Quality of the adjacency reconstruction for each dataset, with single gene indels (I=1, top plot) and with indel size [1,5] (I=5, bottom plot). Each column group represents the average results of RINGO (with custom adjacency weights and branch length estimation with ME), MLGO and MGRA on each dataset, with the percentage of true positives and false positives, when comparing the simulated adjacencies and the reconstructed adjacencies in all internal nodes of the simulated trees

Table 1 Average adjacency reconstruction, in terms of true positives (TP) and false positives (FP) for all tested algorithms, for all datasets grouped by tree diameter

In datasets with small amount of evolution (D=0.5 and D=1), specially with unitary indels (I=1), MGRA has a slightly better quality than the two others. But, as soon as the rearrangement rate increases, MGRA quality decreases rapidly, while RINGO and MLGO quality seems to decrease in a slower, somewhat linear rate.
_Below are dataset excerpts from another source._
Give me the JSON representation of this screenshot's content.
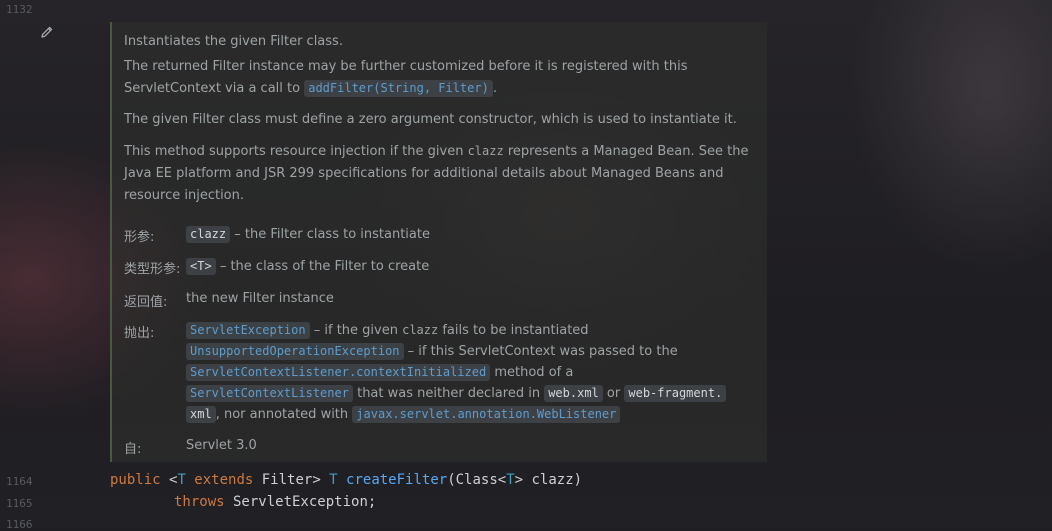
{
  "gutter": {
    "line_top": "1132",
    "line_1": "1164",
    "line_2": "1165",
    "line_3": "1166"
  },
  "doc": {
    "p1": "Instantiates the given Filter class.",
    "p2_line1": "The returned Filter instance may be further customized before it is registered with this",
    "p2_line2_pre": "ServletContext via a call to",
    "p2_code": "addFilter(String, Filter)",
    "p2_post": ".",
    "p3": "The given Filter class must define a zero argument constructor, which is used to instantiate it.",
    "p4_line1_pre": "This method supports resource injection if the given",
    "p4_line1_mono": "clazz",
    "p4_line1_post": "represents a Managed Bean. See the",
    "p4_line2": "Java EE platform and JSR 299 specifications for additional details about Managed Beans and",
    "p4_line3": "resource injection.",
    "params_label": "形参:",
    "params_code": "clazz",
    "params_desc": "– the Filter class to instantiate",
    "typeparams_label": "类型形参:",
    "typeparams_code": "<T>",
    "typeparams_desc": "– the class of the Filter to create",
    "returns_label": "返回值:",
    "returns_value": "the new Filter instance",
    "throws_label": "抛出:",
    "throws_l1_code": "ServletException",
    "throws_l1_pre": "– if the given",
    "throws_l1_mono": "clazz",
    "throws_l1_post": "fails to be instantiated",
    "throws_l2_code": "UnsupportedOperationException",
    "throws_l2_desc": "– if this ServletContext was passed to the",
    "throws_l3_code": "ServletContextListener.contextInitialized",
    "throws_l3_desc": "method of a",
    "throws_l4_code": "ServletContextListener",
    "throws_l4_desc": "that was neither declared in",
    "throws_l4_code2": "web.xml",
    "throws_l4_or": "or",
    "throws_l4_code3": "web-fragment.",
    "throws_l5_code": "xml",
    "throws_l5_desc": ", nor annotated with",
    "throws_l5_code2": "javax.servlet.annotation.WebListener",
    "since_label": "自:",
    "since_value": "Servlet 3.0"
  },
  "source": {
    "l1_public": "public",
    "l1_lt": " <",
    "l1_T": "T",
    "l1_extends": " extends",
    "l1_filter": " Filter> ",
    "l1_T2": "T",
    "l1_name": " createFilter",
    "l1_paren": "(Class<",
    "l1_T3": "T",
    "l1_rest": "> clazz)",
    "l2_throws": "throws",
    "l2_rest": " ServletException;"
  },
  "icons": {
    "edit": "pencil-icon"
  }
}
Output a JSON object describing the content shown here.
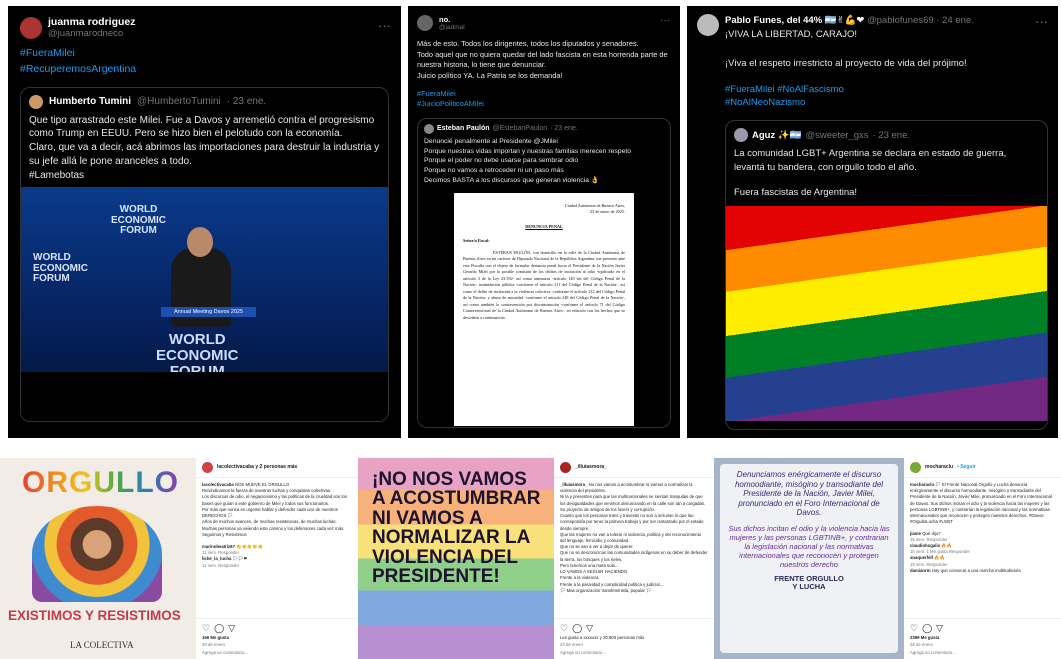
{
  "t1": {
    "name": "juanma rodriguez",
    "handle": "@juanmarodneco",
    "tags": [
      "#FueraMilei",
      "#RecuperemosArgentina"
    ],
    "q": {
      "name": "Humberto Tumini",
      "handle": "@HumbertoTumini",
      "date": "· 23 ene.",
      "text": "Que tipo arrastrado este Milei. Fue a Davos y arremetió contra el progresismo como Trump en EEUU. Pero se hizo bien el pelotudo con la economía.\nClaro, que va a decir, acá abrimos las importaciones para destruir la industria y su jefe allá le pone aranceles a todo.\n#Lamebotas",
      "img": {
        "wef1": "WORLD\nECONOMIC\nFORUM",
        "wef2": "WORLD\nECONOMIC\nFORUM",
        "wef3": "WORLD\nECONOMIC\nFORUM",
        "banner": "Annual Meeting Davos 2025"
      }
    }
  },
  "t2": {
    "name": "no.",
    "handle": "@iadmal",
    "text": "Más de esto. Todos los dirigentes, todos los diputados y senadores.\nTodo aquel que no quiera quedar del lado fascista en esta horrenda parte de nuestra historia, lo tiene que denunciar.\nJuicio político YA. La Patria se los demanda!",
    "tags": [
      "#FueraMilei",
      "#JuicioPoliticoAMilei"
    ],
    "q": {
      "name": "Esteban Paulón",
      "handle": "@EstebanPaulon",
      "date": "· 23 ene.",
      "text": "Denuncié penalmente al Presidente @JMilei\nPorque nuestras vidas importan y nuestras familias merecen respeto\nPorque el poder no debe usarse para sembrar odio\nPorque no vamos a retroceder ni un paso más\nDecimos BASTA a los discursos que generan violencia 👌",
      "doc": {
        "place": "Ciudad Autónoma de Buenos Aires,\n23 de enero de 2025.",
        "title": "DENUNCIA PENAL",
        "salute": "Señor/a Fiscal:",
        "body": "ESTEBAN PAULÓN, con domicilio en la calle de la Ciudad Autónoma de Buenos Aires en mi carácter de Diputado Nacional de la República Argentina, me presento ante esta Fiscalía con el objeto de formular denuncia penal hacia el Presidente de la Nación Javier Gerardo Milei por la posible comisión de los delitos de incitación al odio -tipificado en el artículo 3 de la Ley 23.592- así como amenazas -artículo 149 bis del Código Penal de la Nación-, intimidación pública -conforme el artículo 211 del Código Penal de la Nación-, así como el delito de incitación a la violencia colectiva -conforme el artículo 212 del Código Penal de la Nación- y abuso de autoridad -conforme el artículo 248 del Código Penal de la Nación-, así como también la contravención por discriminación -conforme el artículo 71 del Código Contravencional de la Ciudad Autónoma de Buenos Aires-, en relación con los hechos que se describen a continuación."
      }
    }
  },
  "t3": {
    "name": "Pablo Funes, del 44% 🇦🇷✌💪❤",
    "handle": "@pablofunes69",
    "date": "· 24 ene.",
    "l1": "¡VIVA LA LIBERTAD, CARAJO!",
    "l2": "¡Viva el respeto irrestricto al proyecto de vida del prójimo!",
    "tags": [
      "#FueraMilei #NoAlFascismo",
      "#NoAlNeoNazismo"
    ],
    "q": {
      "name": "Aguz ✨🇦🇷",
      "handle": "@sweeter_gxs",
      "date": "· 23 ene.",
      "text": "La comunidad LGBT+ Argentina se declara en estado de guerra, levantá tu bandera, con orgullo todo el año.",
      "text2": "Fuera fascistas de Argentina!"
    }
  },
  "ig1": {
    "title": "ORGULLO",
    "sub": "EXISTIMOS Y RESISTIMOS",
    "brand": "LA COLECTIVA"
  },
  "ig1r": {
    "user": "lacolectivacaba y 2 personas más",
    "cap_user": "lacolectivacaba",
    "cap": "NOS MUEVE EL ORGULLO",
    "body": [
      "Reivindicamos la fuerza de nuestras luchas y conquistas colectivas.",
      "Los discursos de odio, el negacionismo y las políticas de la crueldad son los bases que guían a este gobierno de Milei y todos sus funcionarios.",
      "Por más que nunca es urgente hablar y defender cada uno de nuestros DERECHOS 🏳",
      "Años de muchos avances, de muchas resistencias, de muchas luchas.",
      "Muchas personas ya viviendo este camino y los defensores cada vez más.",
      "Seguimos y Resistimos"
    ],
    "c1u": "marinobeatriz67",
    "c1": "👏👏👏👏👏",
    "c1m": "11 sem.  Responder",
    "c2u": "liche_la_lucha",
    "c2": "🏳🏳❤",
    "c2m": "11 sem.  Responder",
    "likes": "166 Me gusta",
    "ago": "28 de enero",
    "add": "Agrega un comentario..."
  },
  "ig2": {
    "text": "¡NO NOS VAMOS A ACOSTUMBRAR NI VAMOS A NORMALIZAR LA VIOLENCIA DEL PRESIDENTE!"
  },
  "ig2r": {
    "user": "_illuiasmora_",
    "cap_user": "_illuiasmora_",
    "body": [
      "No nos vamos a acostumbrar ni vamos a normalizar la violencia del presidente.",
      "Ni la y presentes para que las multinacionales se sientan tranquilas de que los desigualdades que venimos denunciando en la calle son tan a cargadas.",
      "Su proyecto de amigos de los lovers y corrupción.",
      "Cuanto que los personas trans y travestis no son a incluirse lo que lao correspondía por tener la primera trabajo y por ser restantado por el estado desde siempre.",
      "Que las mujeres no van a tolerar ni violencia, politica y del reconocimiento del lenguaje, femicidio y comunidad.",
      "Que no se van a ver a dejar de querer.",
      "Que no se desconozcan las comunidades indígenas en su deber de defender la tierra, los bosques y los rieles.",
      "Pero tenemos una meta sola...",
      "LO VAMOS A SEGUIR HACIENDO",
      "Frente a la violencia",
      "Frente a la pasividad y complicidad política y judicial...",
      "🏳 Mas organización transfeminista, popular 🏳"
    ],
    "likes": "Les gusta a xxxxxxx y 20.803 personas más",
    "ago": "23 de enero",
    "add": "Agrega un comentario..."
  },
  "ig3": {
    "text": "Denunciamos enérgicamente el discurso homoodiante, misógino y transodiante del Presidente de la Nación, Javier Milei, pronunciado en el Foro Internacional de Davos.",
    "text2": "Sus dichos incitan el odio y la violencia hacia las mujeres y las personas LGBTINB+, y contrarian la legislación nacional y las normativas internacionales que reconocen y protegen nuestros derecho",
    "brand": "FRENTE ORGULLO Y LUCHA"
  },
  "ig3r": {
    "user": "mocharaclu",
    "follow": "• Seguir",
    "cap_user": "mocharaclu",
    "cap": "🏳 El Frente Nacional Orgullo y Lucha denuncia enérgicamente el discurso homoodiante, misógino y transodiante del Presidente de la Nación, Javier Milei, pronunciado en el Foro Internacional de Davos. Sus dichos incitan el odio y la violencia hacia las mujeres y las personas LGBTINB+, y contrarian la legislación nacional y las normativas internacionales que reconocen y protegen nuestros derechos. #Davos #OrgulloLucha #LGBT",
    "cm": [
      {
        "u": "jiame",
        "t": "Qué dijo?",
        "m": "15 sem.  Responder"
      },
      {
        "u": "claudiohogalix",
        "t": "🔥🔥",
        "m": "15 sem.  1 Me gusta  Responder"
      },
      {
        "u": "anaquerfell",
        "t": "🔥🔥",
        "m": "15 sem.  Responder"
      },
      {
        "u": "damianrm",
        "t": "Hay que convocar a una marcha multitudinaria",
        "m": ""
      }
    ],
    "likes": "2399 Me gusta",
    "ago": "28 de enero",
    "add": "Agrega un comentario..."
  }
}
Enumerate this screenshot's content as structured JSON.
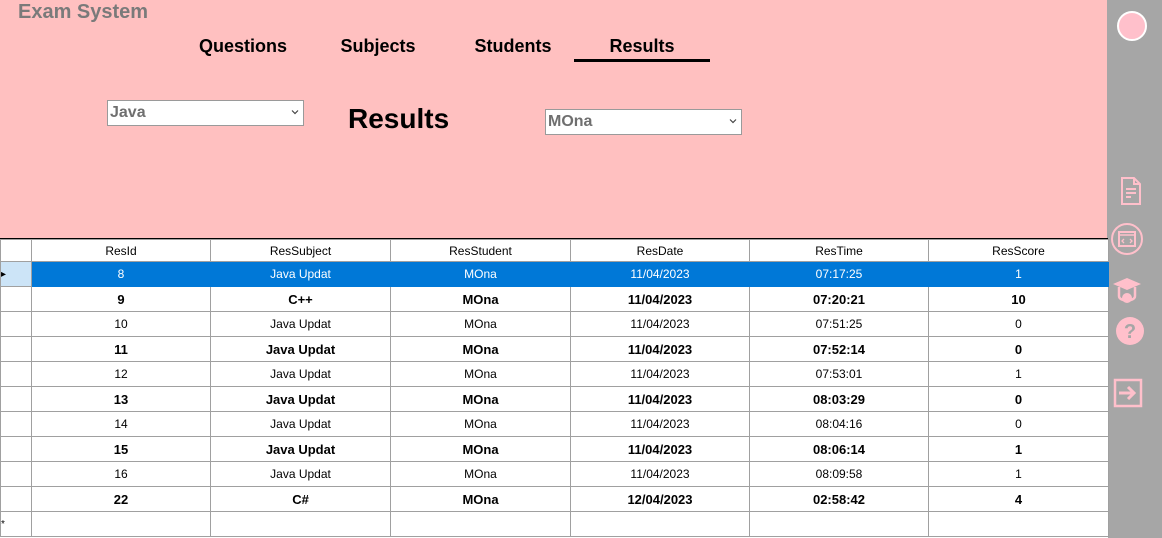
{
  "app": {
    "title": "Exam System"
  },
  "nav": {
    "tabs": [
      {
        "label": "Questions"
      },
      {
        "label": "Subjects"
      },
      {
        "label": "Students"
      },
      {
        "label": "Results"
      }
    ]
  },
  "filters": {
    "subject_value": "Java",
    "student_value": "MOna"
  },
  "page": {
    "heading": "Results"
  },
  "sidebar": {
    "icons": [
      "avatar",
      "document-icon",
      "code-window-icon",
      "graduate-icon",
      "help-icon",
      "logout-icon"
    ]
  },
  "colors": {
    "header_bg": "#ffc0c0",
    "sidebar_bg": "#a6a6a6",
    "selection": "#0078d7",
    "icon_pink": "#ffc0cb"
  },
  "grid": {
    "columns": [
      "ResId",
      "ResSubject",
      "ResStudent",
      "ResDate",
      "ResTime",
      "ResScore"
    ],
    "rows": [
      {
        "cells": [
          "8",
          "Java Updat",
          "MOna",
          "11/04/2023",
          "07:17:25",
          "1"
        ],
        "marker": "▸"
      },
      {
        "cells": [
          "9",
          "C++",
          "MOna",
          "11/04/2023",
          "07:20:21",
          "10"
        ],
        "marker": ""
      },
      {
        "cells": [
          "10",
          "Java Updat",
          "MOna",
          "11/04/2023",
          "07:51:25",
          "0"
        ],
        "marker": ""
      },
      {
        "cells": [
          "11",
          "Java Updat",
          "MOna",
          "11/04/2023",
          "07:52:14",
          "0"
        ],
        "marker": ""
      },
      {
        "cells": [
          "12",
          "Java Updat",
          "MOna",
          "11/04/2023",
          "07:53:01",
          "1"
        ],
        "marker": ""
      },
      {
        "cells": [
          "13",
          "Java Updat",
          "MOna",
          "11/04/2023",
          "08:03:29",
          "0"
        ],
        "marker": ""
      },
      {
        "cells": [
          "14",
          "Java Updat",
          "MOna",
          "11/04/2023",
          "08:04:16",
          "0"
        ],
        "marker": ""
      },
      {
        "cells": [
          "15",
          "Java Updat",
          "MOna",
          "11/04/2023",
          "08:06:14",
          "1"
        ],
        "marker": ""
      },
      {
        "cells": [
          "16",
          "Java Updat",
          "MOna",
          "11/04/2023",
          "08:09:58",
          "1"
        ],
        "marker": ""
      },
      {
        "cells": [
          "22",
          "C#",
          "MOna",
          "12/04/2023",
          "02:58:42",
          "4"
        ],
        "marker": ""
      },
      {
        "cells": [
          "",
          "",
          "",
          "",
          "",
          ""
        ],
        "marker": "*"
      }
    ]
  }
}
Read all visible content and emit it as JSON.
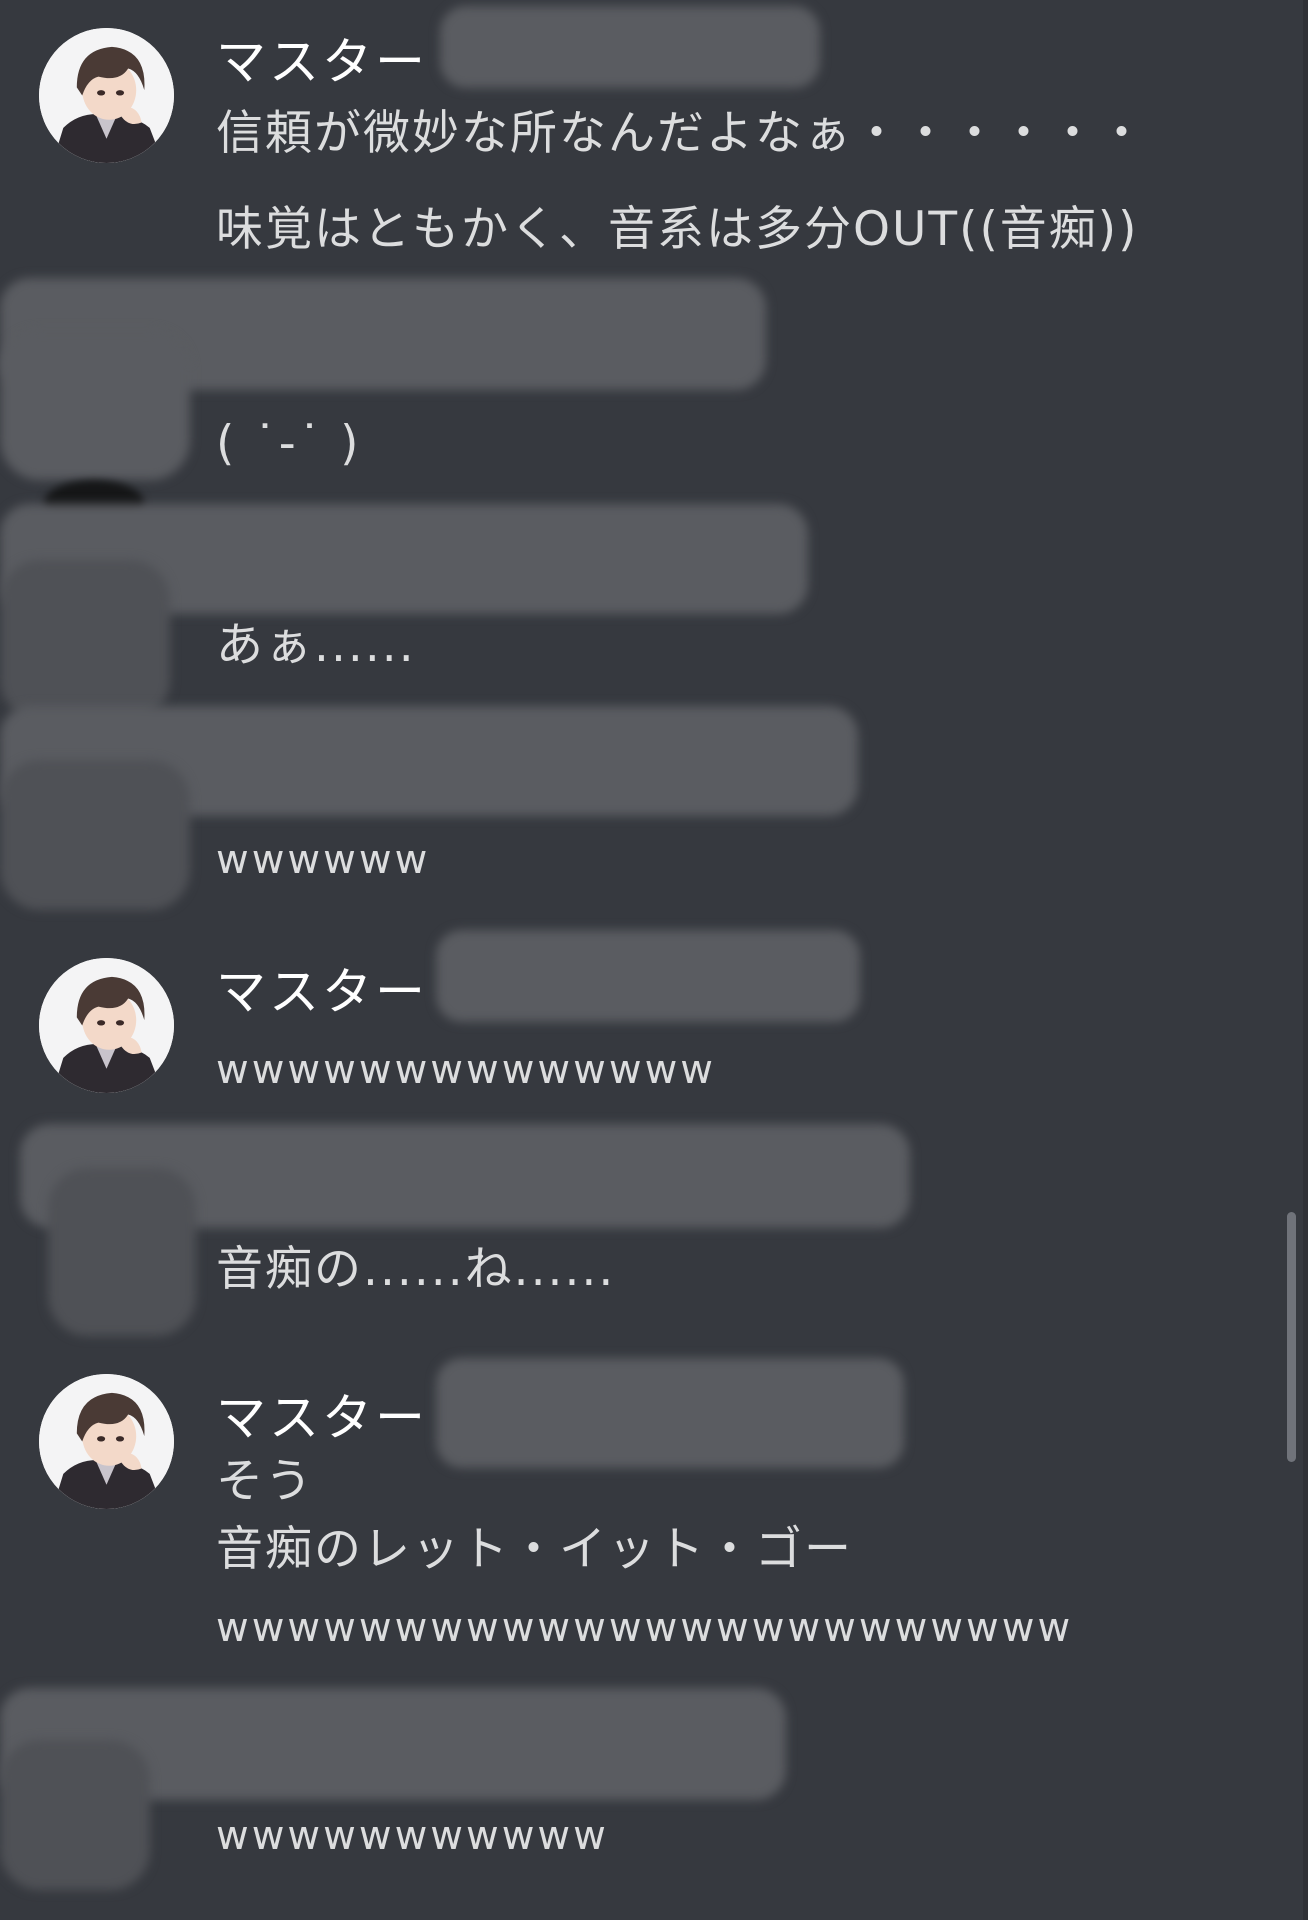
{
  "messages": [
    {
      "author": "マスター",
      "lines": [
        "信頼が微妙な所なんだよなぁ・・・・・・",
        "味覚はともかく、音系は多分OUT((音痴))"
      ]
    },
    {
      "lines": [
        "( ˙-˙ )"
      ]
    },
    {
      "lines": [
        "あぁ......"
      ]
    },
    {
      "lines": [
        "wwwwww"
      ]
    },
    {
      "author": "マスター",
      "lines": [
        "wwwwwwwwwwwwww"
      ]
    },
    {
      "lines": [
        "音痴の......ね......"
      ]
    },
    {
      "author": "マスター",
      "lines": [
        "そう",
        "音痴のレット・イット・ゴー",
        "wwwwwwwwwwwwwwwwwwwwwwww"
      ]
    },
    {
      "lines": [
        "wwwwwwwwwww"
      ]
    }
  ],
  "icons": {
    "avatar": "user-avatar-icon"
  },
  "colors": {
    "background": "#36393f",
    "text": "#dcddde",
    "username": "#ffffff",
    "redaction": "#5a5c61",
    "scrollbar": "#70737a"
  }
}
At higher rates (D>1), MLGO has a slightly higher number of true positives, but at the cost of a much higher number of false positives. RINGO is a more conservative method, with the smallest number of false positives in all datasets.

When comparing the datasets with I=1 versus I=5, we notice a decrease in quality for all algorithms for the larger indels, but MGRA has a slightly larger loss of quality, specially at higher rates of evolution. In fact, in most datasets with I=1, increasing the indel probability P also increases the quality of MGRA, while the opposite happens for I=5. We believe that this might be a consequence of the way that MGRA models the prosthetic chromosomes by adding an edge v t,v h for each missing gene, which implicitly assumes that this gene is part of an unitary indel. In that respect, using a DCJ indel model such as the one in RINGO, that allows for block indels, will give better results when block indels do occur, which we believe is the more realistic case.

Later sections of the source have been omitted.